Su Minghe shook his head calmly. "While Su Tianhao is undeniably gifted in the sword dao, the same cannot be said for alchemy. The two paths are entirely different."
"Indeed." Su Qingfeng ran a slow hand across his long beard. "The alchemy world does not follow the same rules as the martial world. It is highly unlikely that Su Tianhao could produce a viable plan in such a short amount of time."
As someone who had practiced alchemy for decades, he knew precisely how complex and unforgiving the discipline could be.
Su Liang's expression brightened. He turned back to Su Huiqing. "You've heard from the First Elder himself—a man who has spent a lifetime in alchemy. His assessment cannot be dismissed."
Su Huiqing ignored him entirely. Instead, he turned to Su Yuntian, who had sat removed from the debate since it began—silent, cold, as still as an ice sculpture.
"What do you think, Fourth Elder?" his voice carried across the now-quiet room.
All eyes shifted to her.
Su Yuntian's expression didn't change. Indifferent. Aloof. Unshaken.
"I think Su Tianhao deserves a chance," she said, her voice flat and certain. "That boy is more than meets the eye. If he says he has a plan—he has one."

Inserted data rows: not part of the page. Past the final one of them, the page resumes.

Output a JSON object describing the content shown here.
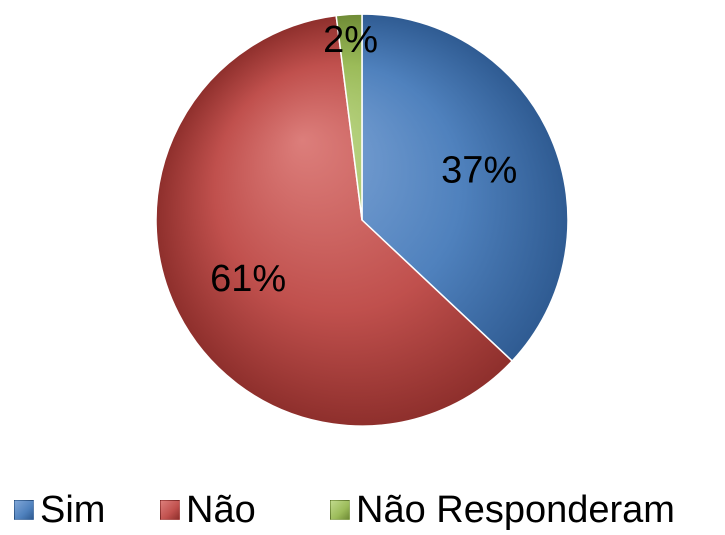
{
  "chart_data": {
    "type": "pie",
    "title": "",
    "start_angle_deg": 0,
    "direction": "clockwise",
    "slices": [
      {
        "label": "Sim",
        "value": 37,
        "display": "37%",
        "color": "#4F81BD",
        "color_light": "#7fa5d6",
        "color_dark": "#2f5b92"
      },
      {
        "label": "Não",
        "value": 61,
        "display": "61%",
        "color": "#C0504D",
        "color_light": "#dc7e7b",
        "color_dark": "#8e2f2c"
      },
      {
        "label": "Não Responderam",
        "value": 2,
        "display": "2%",
        "color": "#9BBB59",
        "color_light": "#c0d98c",
        "color_dark": "#6f8b36"
      }
    ],
    "legend_position": "bottom"
  }
}
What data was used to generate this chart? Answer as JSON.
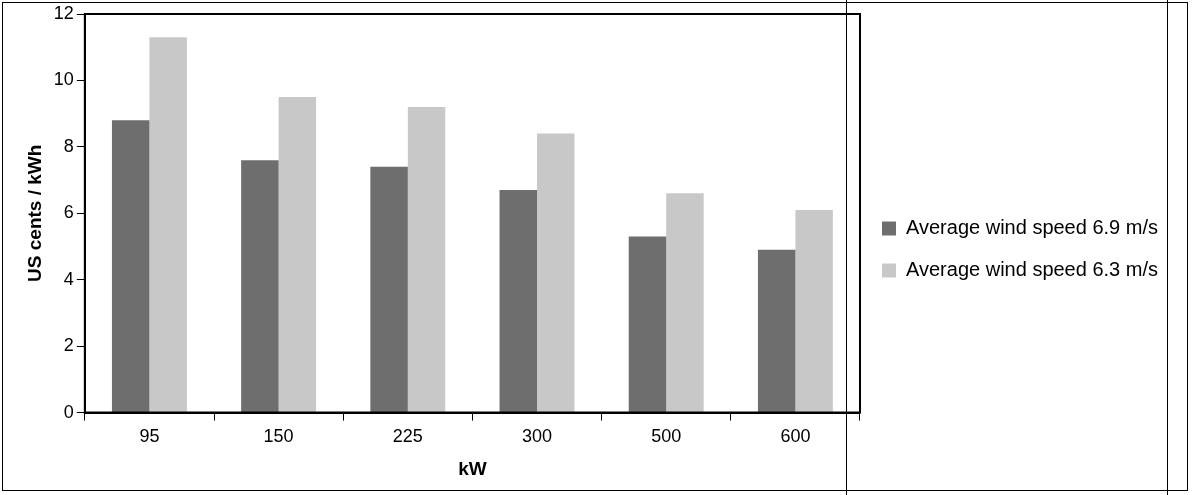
{
  "chart_data": {
    "type": "bar",
    "xlabel": "kW",
    "ylabel": "US cents / kWh",
    "categories": [
      "95",
      "150",
      "225",
      "300",
      "500",
      "600"
    ],
    "series": [
      {
        "name": "Average wind speed 6.9 m/s",
        "color": "#6e6e6e",
        "values": [
          8.8,
          7.6,
          7.4,
          6.7,
          5.3,
          4.9
        ]
      },
      {
        "name": "Average wind speed 6.3 m/s",
        "color": "#c8c8c8",
        "values": [
          11.3,
          9.5,
          9.2,
          8.4,
          6.6,
          6.1
        ]
      }
    ],
    "ylim": [
      0,
      12
    ],
    "yticks": [
      0,
      2,
      4,
      6,
      8,
      10,
      12
    ],
    "grid": false,
    "legend": "right"
  }
}
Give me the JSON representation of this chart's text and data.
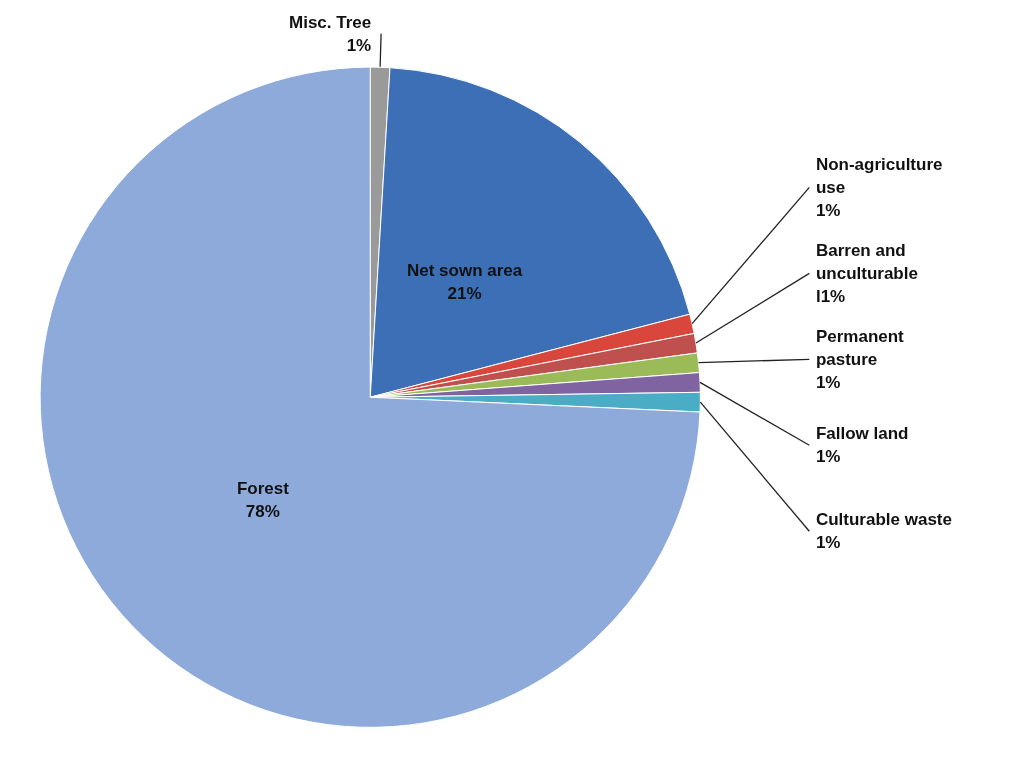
{
  "chart_data": {
    "type": "pie",
    "categories": [
      "Misc. Tree",
      "Net sown area",
      "Non-agriculture use",
      "Barren and unculturable",
      "Permanent pasture",
      "Fallow land",
      "Culturable waste",
      "Forest"
    ],
    "values": [
      1,
      21,
      1,
      1,
      1,
      1,
      1,
      78
    ],
    "value_labels": [
      "1%",
      "21%",
      "1%",
      "l1%",
      "1%",
      "1%",
      "1%",
      "78%"
    ],
    "colors": [
      "#9a9a9a",
      "#3c6fb6",
      "#d9473c",
      "#c0504d",
      "#9bbb59",
      "#8064a2",
      "#4bacc6",
      "#8eaadb"
    ]
  }
}
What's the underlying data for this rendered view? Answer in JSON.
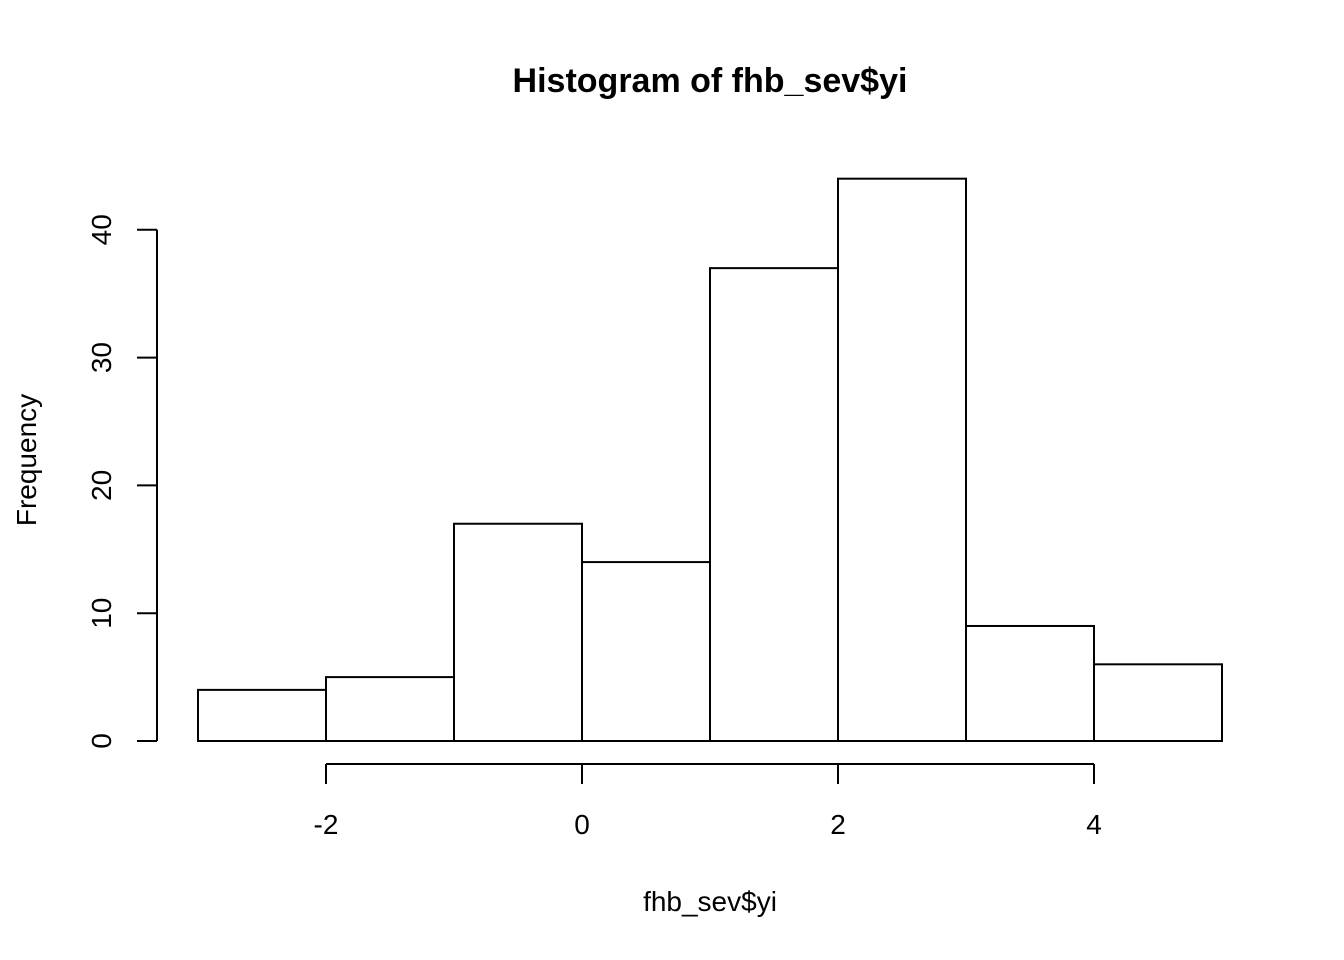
{
  "chart_data": {
    "type": "bar",
    "title": "Histogram of fhb_sev$yi",
    "xlabel": "fhb_sev$yi",
    "ylabel": "Frequency",
    "bins": [
      {
        "from": -3,
        "to": -2,
        "count": 4
      },
      {
        "from": -2,
        "to": -1,
        "count": 5
      },
      {
        "from": -1,
        "to": 0,
        "count": 17
      },
      {
        "from": 0,
        "to": 1,
        "count": 14
      },
      {
        "from": 1,
        "to": 2,
        "count": 37
      },
      {
        "from": 2,
        "to": 3,
        "count": 44
      },
      {
        "from": 3,
        "to": 4,
        "count": 9
      },
      {
        "from": 4,
        "to": 5,
        "count": 6
      }
    ],
    "x_ticks": [
      -2,
      0,
      2,
      4
    ],
    "x_tick_labels": [
      "-2",
      "0",
      "2",
      "4"
    ],
    "y_ticks": [
      0,
      10,
      20,
      30,
      40
    ],
    "y_tick_labels": [
      "0",
      "10",
      "20",
      "30",
      "40"
    ],
    "xlim": [
      -3,
      5
    ],
    "ylim": [
      0,
      44
    ],
    "grid": false,
    "bar_fill": "#ffffff",
    "bar_stroke": "#000000"
  }
}
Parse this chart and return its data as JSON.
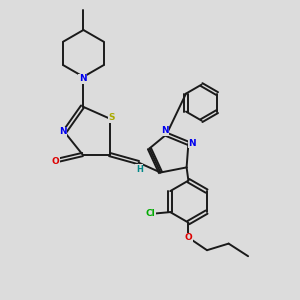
{
  "bg_color": "#dcdcdc",
  "bond_color": "#1a1a1a",
  "bond_lw": 1.4,
  "dbl_off": 0.055,
  "N_col": "#0000ee",
  "S_col": "#aaaa00",
  "O_col": "#dd0000",
  "Cl_col": "#00aa00",
  "H_col": "#008888",
  "C_col": "#1a1a1a",
  "fs": 6.5,
  "xlim": [
    0,
    10
  ],
  "ylim": [
    0,
    10
  ]
}
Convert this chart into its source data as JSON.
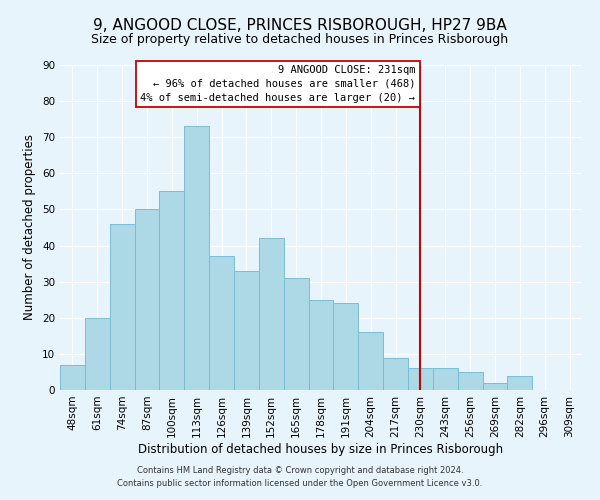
{
  "title": "9, ANGOOD CLOSE, PRINCES RISBOROUGH, HP27 9BA",
  "subtitle": "Size of property relative to detached houses in Princes Risborough",
  "xlabel": "Distribution of detached houses by size in Princes Risborough",
  "ylabel": "Number of detached properties",
  "bar_labels": [
    "48sqm",
    "61sqm",
    "74sqm",
    "87sqm",
    "100sqm",
    "113sqm",
    "126sqm",
    "139sqm",
    "152sqm",
    "165sqm",
    "178sqm",
    "191sqm",
    "204sqm",
    "217sqm",
    "230sqm",
    "243sqm",
    "256sqm",
    "269sqm",
    "282sqm",
    "296sqm",
    "309sqm"
  ],
  "bar_values": [
    7,
    20,
    46,
    50,
    55,
    73,
    37,
    33,
    42,
    31,
    25,
    24,
    16,
    9,
    6,
    6,
    5,
    2,
    4,
    0,
    0
  ],
  "bar_color": "#add8e6",
  "bar_edge_color": "#7bbcd5",
  "vline_color": "#cc0000",
  "ylim": [
    0,
    90
  ],
  "yticks": [
    0,
    10,
    20,
    30,
    40,
    50,
    60,
    70,
    80,
    90
  ],
  "annotation_title": "9 ANGOOD CLOSE: 231sqm",
  "annotation_line1": "← 96% of detached houses are smaller (468)",
  "annotation_line2": "4% of semi-detached houses are larger (20) →",
  "footer_line1": "Contains HM Land Registry data © Crown copyright and database right 2024.",
  "footer_line2": "Contains public sector information licensed under the Open Government Licence v3.0.",
  "bg_color": "#e8f4fc",
  "title_fontsize": 11,
  "subtitle_fontsize": 9,
  "axis_label_fontsize": 8.5,
  "tick_fontsize": 7.5,
  "footer_fontsize": 6
}
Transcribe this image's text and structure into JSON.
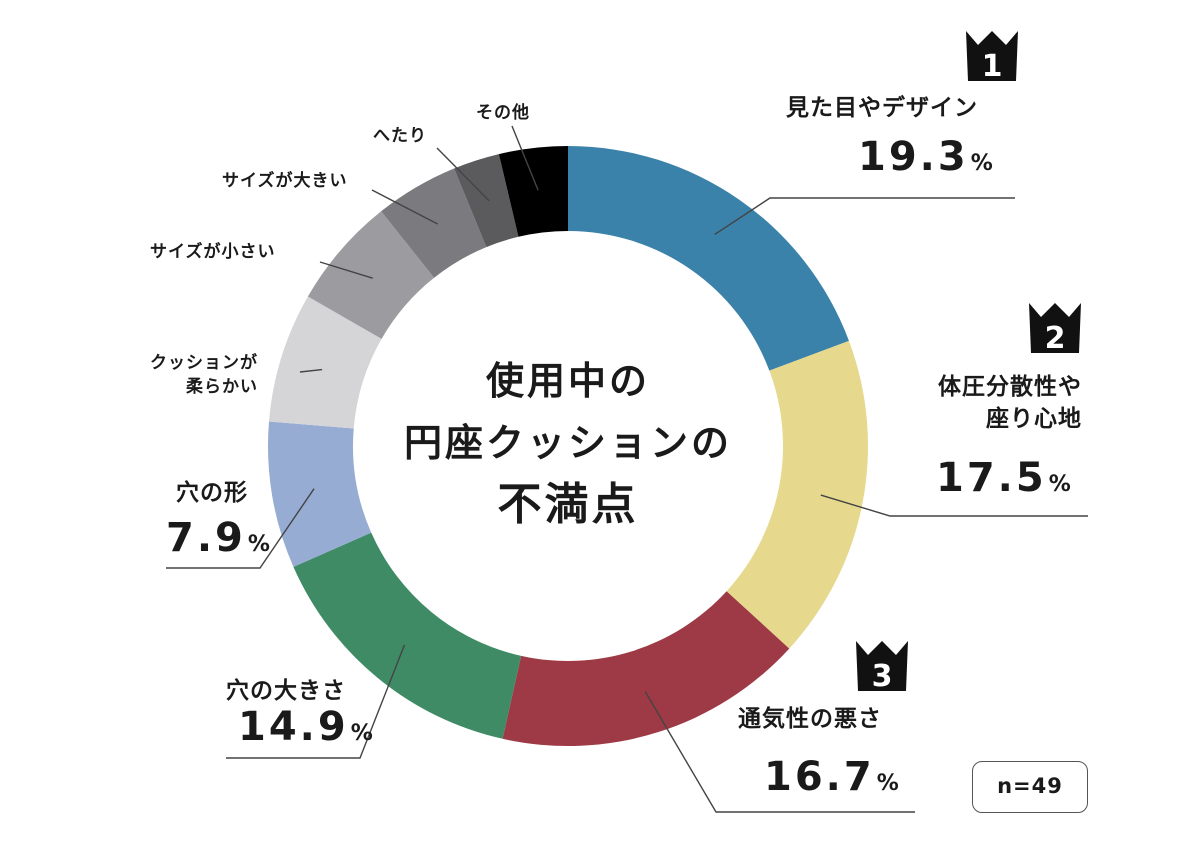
{
  "title": {
    "line1": "使用中の",
    "line2": "円座クッションの",
    "line3": "不満点"
  },
  "sample": "n=49",
  "unit": "%",
  "chart_data": {
    "type": "pie",
    "subtype": "donut",
    "title": "使用中の円座クッションの不満点",
    "categories": [
      "見た目やデザイン",
      "体圧分散性や座り心地",
      "通気性の悪さ",
      "穴の大きさ",
      "穴の形",
      "クッションが柔らかい",
      "サイズが小さい",
      "サイズが大きい",
      "へたり",
      "その他"
    ],
    "values": [
      19.3,
      17.5,
      16.7,
      14.9,
      7.9,
      7.0,
      6.0,
      4.5,
      2.5,
      3.7
    ],
    "value_labels": [
      "19.3",
      "17.5",
      "16.7",
      "14.9",
      "7.9",
      null,
      null,
      null,
      null,
      null
    ],
    "colors": [
      "#3a82aa",
      "#e6d98d",
      "#9e3a45",
      "#3f8b66",
      "#97acd2",
      "#d5d5d8",
      "#9c9ca0",
      "#7b7b7f",
      "#5b5b5e",
      "#000000"
    ],
    "ranks": [
      "1",
      "2",
      "3"
    ],
    "category_lines": {
      "cushion_soft": [
        "クッションが",
        "柔らかい"
      ],
      "pressure": [
        "体圧分散性や",
        "座り心地"
      ]
    }
  }
}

Silence settled over the room. Several elders exchanged quiet glances.
Then—
BAM!
A sound like a war drum shook the chamber. The entrance door groaned on its hinges, and Su Tianhao stepped inside.
Su Liang's eyes hardened the moment he saw him. "What kind of disrespect is this? Has no one taught you how to knock before entering?"
Su Tianhao raised an eyebrow at the open hostility—not that it surprised him. Su Liang had made his disdain clear on more than one occasion. What struck him was something else entirely.
'They didn't hear me,' he realized.
Su Huiqing's composure broke the moment he saw him—warmth and anticipation surfacing behind the mask.
"Do you have the plans ready?" he asked.
"Of course."
Su Tianhao's voice rang out with quiet, unwavering confidence. He raised the three bound scrolls.
"This," he said, "is the key to turning the tide against the Ye and He families—for good."